What is an Irrevocable Trust?
True to its name, an irrevocable trust is plain and simple: Irrevocable. The person who creates the trust (the grantor) is not able to make changes to it after it is formed.
Only a beneficiary can make and approve changes to it once it’s been created. Once you transfer ownership into the trust, you don’t have control over those assets anymore. Alternatively, with a revocable living trust the grantor retains all rights to amend or even terminate the trust.
Revocable living trusts are far more common, since they give the creator more control. However, there may be certain instances when an irrevocable trust is better for you.
What Are Some Benefits of an Irrevocable Trust?

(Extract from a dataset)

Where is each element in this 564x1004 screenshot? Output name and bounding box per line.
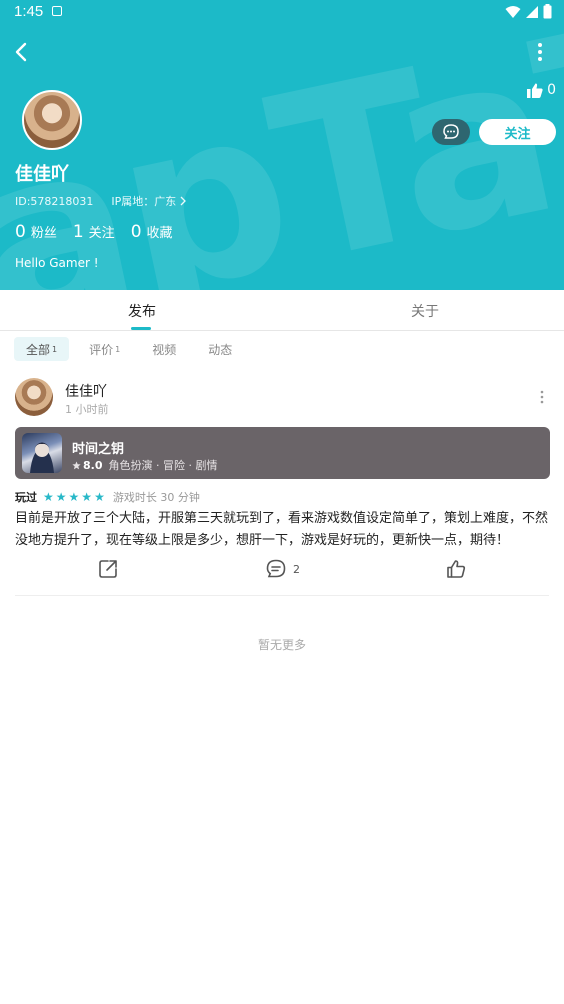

Becoming Eligible for Government Programs:
Disabled beneficiaries on Medicaid and Supplemental Security Income often face strict income and asset limitations — i.e., if they own or receive too much money they can lose these valuable government benefits. Irrevocable trusts can help shelter income and assets, so these limits are not exceeded. The Trustee of these trusts can never be the Creator though. The Beneficiary has been divested of substantial control over the trust, so the government benefits continue to be provided, since the trust funds are not included as part of the Beneficiary’s own assets and income.
Protecting Your Assets.
Protecting your assets from creditors typically requires a trust to be irrevocable, and the Trustee and Beneficiary must be unrelated parties or have limited power over trust funds. These are commonly referred to as “asset protection trusts” and are usually only created in states that have favorable trust laws, such as Delaware, Nevada and North Dakota. For people in professions or industries who frequently face lawsuits these protections can be incredibly meaningful.